Based on the previous sections, the only "new" type of weight update is the derivative of $w_{in\rightarrow j}$. The difference in the multiple output case is that unit $i$ has more than one immediate successor, so (spoiler!) we must sum the error accumulated along all paths that are rooted at unit $i$. Let's explicitly derive the weight update for $w_{in\rightarrow i}$ (to keep track of what's going on, we define $\sigma_i(\cdot)$ as the activation function for unit $i$): 
$$
\begin{align}
  \frac{\partial E}{w_{in\rightarrow i}} =& \frac{\partial}{w_{in\rightarrow
  i}}\frac{1}{2}(\hat{y}_i - y_i)^2\\
  =&\ (\hat{y}_i - y_i)\left( \frac{\partial}{w_{in\rightarrow i}}(z_j
    w_{j\rightarrow o} + z_k w_{k\rightarrow o}) \right)\\
  =&\ (\hat{y}_i - y_i)\left( \frac{\partial}{w_{in\rightarrow i}}(\sigma_j(s_j)

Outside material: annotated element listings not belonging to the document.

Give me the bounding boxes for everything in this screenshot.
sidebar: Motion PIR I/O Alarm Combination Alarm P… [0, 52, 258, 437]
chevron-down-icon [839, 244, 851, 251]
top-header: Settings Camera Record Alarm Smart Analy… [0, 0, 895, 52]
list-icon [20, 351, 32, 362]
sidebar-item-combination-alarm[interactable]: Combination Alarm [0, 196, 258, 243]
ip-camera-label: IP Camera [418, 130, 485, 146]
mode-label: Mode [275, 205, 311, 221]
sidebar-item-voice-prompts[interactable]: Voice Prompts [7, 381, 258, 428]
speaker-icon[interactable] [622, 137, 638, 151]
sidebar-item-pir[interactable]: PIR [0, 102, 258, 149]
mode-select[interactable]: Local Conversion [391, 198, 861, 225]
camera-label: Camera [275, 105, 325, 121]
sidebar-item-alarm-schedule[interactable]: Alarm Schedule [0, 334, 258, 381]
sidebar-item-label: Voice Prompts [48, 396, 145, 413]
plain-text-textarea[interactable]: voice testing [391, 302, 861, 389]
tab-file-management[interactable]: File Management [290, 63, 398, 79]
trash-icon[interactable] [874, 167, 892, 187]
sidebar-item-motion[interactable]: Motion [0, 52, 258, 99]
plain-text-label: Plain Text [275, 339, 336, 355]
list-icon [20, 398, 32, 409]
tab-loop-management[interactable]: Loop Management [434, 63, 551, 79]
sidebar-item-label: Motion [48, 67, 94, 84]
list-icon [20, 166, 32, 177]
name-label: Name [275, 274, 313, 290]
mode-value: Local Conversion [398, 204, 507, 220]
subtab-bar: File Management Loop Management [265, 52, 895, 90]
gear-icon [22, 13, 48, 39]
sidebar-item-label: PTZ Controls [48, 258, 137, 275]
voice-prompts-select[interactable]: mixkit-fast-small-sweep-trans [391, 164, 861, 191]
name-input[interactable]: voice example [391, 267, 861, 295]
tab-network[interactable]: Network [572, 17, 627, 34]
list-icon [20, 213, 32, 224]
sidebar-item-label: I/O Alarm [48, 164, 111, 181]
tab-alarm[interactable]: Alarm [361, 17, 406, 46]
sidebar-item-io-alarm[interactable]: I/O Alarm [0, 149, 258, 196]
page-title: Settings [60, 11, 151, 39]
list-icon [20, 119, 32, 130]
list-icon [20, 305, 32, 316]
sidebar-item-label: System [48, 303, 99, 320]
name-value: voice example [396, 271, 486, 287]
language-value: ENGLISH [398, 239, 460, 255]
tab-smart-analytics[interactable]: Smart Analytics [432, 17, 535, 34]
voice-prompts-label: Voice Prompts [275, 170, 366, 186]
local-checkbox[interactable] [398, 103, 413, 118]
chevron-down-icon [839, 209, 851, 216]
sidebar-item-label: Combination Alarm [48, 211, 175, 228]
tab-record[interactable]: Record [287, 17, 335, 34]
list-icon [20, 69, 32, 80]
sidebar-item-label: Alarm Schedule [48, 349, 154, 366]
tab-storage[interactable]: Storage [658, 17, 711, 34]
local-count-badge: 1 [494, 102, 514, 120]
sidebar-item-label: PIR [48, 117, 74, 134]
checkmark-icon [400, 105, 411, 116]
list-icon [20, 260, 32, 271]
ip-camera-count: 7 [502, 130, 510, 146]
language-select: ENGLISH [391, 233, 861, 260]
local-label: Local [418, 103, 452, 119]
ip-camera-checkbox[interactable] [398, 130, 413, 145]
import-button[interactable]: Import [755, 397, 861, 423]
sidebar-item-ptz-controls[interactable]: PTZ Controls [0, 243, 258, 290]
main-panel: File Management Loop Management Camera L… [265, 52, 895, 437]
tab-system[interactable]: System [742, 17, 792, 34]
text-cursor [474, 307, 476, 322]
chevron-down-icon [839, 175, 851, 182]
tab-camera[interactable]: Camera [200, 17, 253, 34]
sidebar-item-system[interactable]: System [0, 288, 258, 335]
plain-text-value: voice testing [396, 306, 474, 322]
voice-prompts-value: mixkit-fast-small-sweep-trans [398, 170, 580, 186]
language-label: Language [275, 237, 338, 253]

    w_{j\rightarrow o} + \sigma_k(s_k)w_{k\rightarrow o}) \right)\\
  =&\ (\hat{y}_i - y_i)\left( w_{j\rightarrow
    o}\sigma_j'(s_j) \frac{\partial}{w_{in\rightarrow i}}s_j  +
    w_{k\rightarrow o}\sigma_k'(s_k) \frac{\partial}{w_{in\rightarrow
    i}}s_k \right)\\
  =&\ (\hat{y}_i - y_i)\left( w_{j\rightarrow o}\sigma_j'(s_j)

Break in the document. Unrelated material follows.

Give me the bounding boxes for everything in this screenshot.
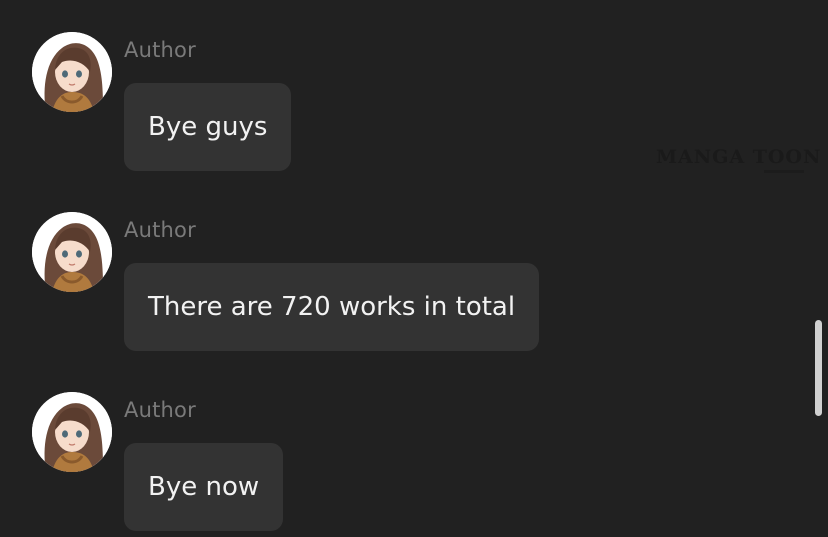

    \frac{\partial}{w_{in\rightarrow i}}z_iw_{i\rightarrow j}  + w_{k\rightarrow
    o}\sigma_k'(s_k) \frac{\partial}{w_{in\rightarrow i}}z_iw_{i\rightarrow k}
    \right)\\
  =&\ (\hat{y}_i - y_i)\left( w_{j\rightarrow o}\sigma_j'(s_j)
    \frac{\partial}{w_{in\rightarrow i}}\sigma_i(s_i)w_{i\rightarrow j}  + w_{k\rightarrow
    o}\sigma_k'(s_k) \frac{\partial}{w_{in\rightarrow i}}\sigma_i(s_i)w_{i\rightarrow k}
    \right)\\
  =&\ (\hat{y}_i - y_i)\left( w_{j\rightarrow o}\sigma_j'(s_j)
    w_{i\rightarrow j}\sigma'_i(s_i)\frac{\partial}{w_{in\rightarrow i}}s_i +
    w_{k\rightarrow o}\sigma_k'(s_k) w_{i\rightarrow k}\sigma'_i(s_i)
    \frac{\partial}{w_{in\rightarrow i}}s_i
    \right)\\
  =&\ (\hat{y}_i - y_i)\left( w_{j\rightarrow o}\sigma_j'(s_j)
    w_{i\rightarrow j}\sigma'_i(s_i) + w_{k\rightarrow o}\sigma_k'(s_k)
    w_{i\rightarrow k}\sigma'_i(s_i) \right)x_i
\end{align}
$$

There are two things to note here. The first, and most relevant, is our second derived rule: the weight update for a weight leading to a unit with multiple outputs is dependent on derivatives that reside on both paths.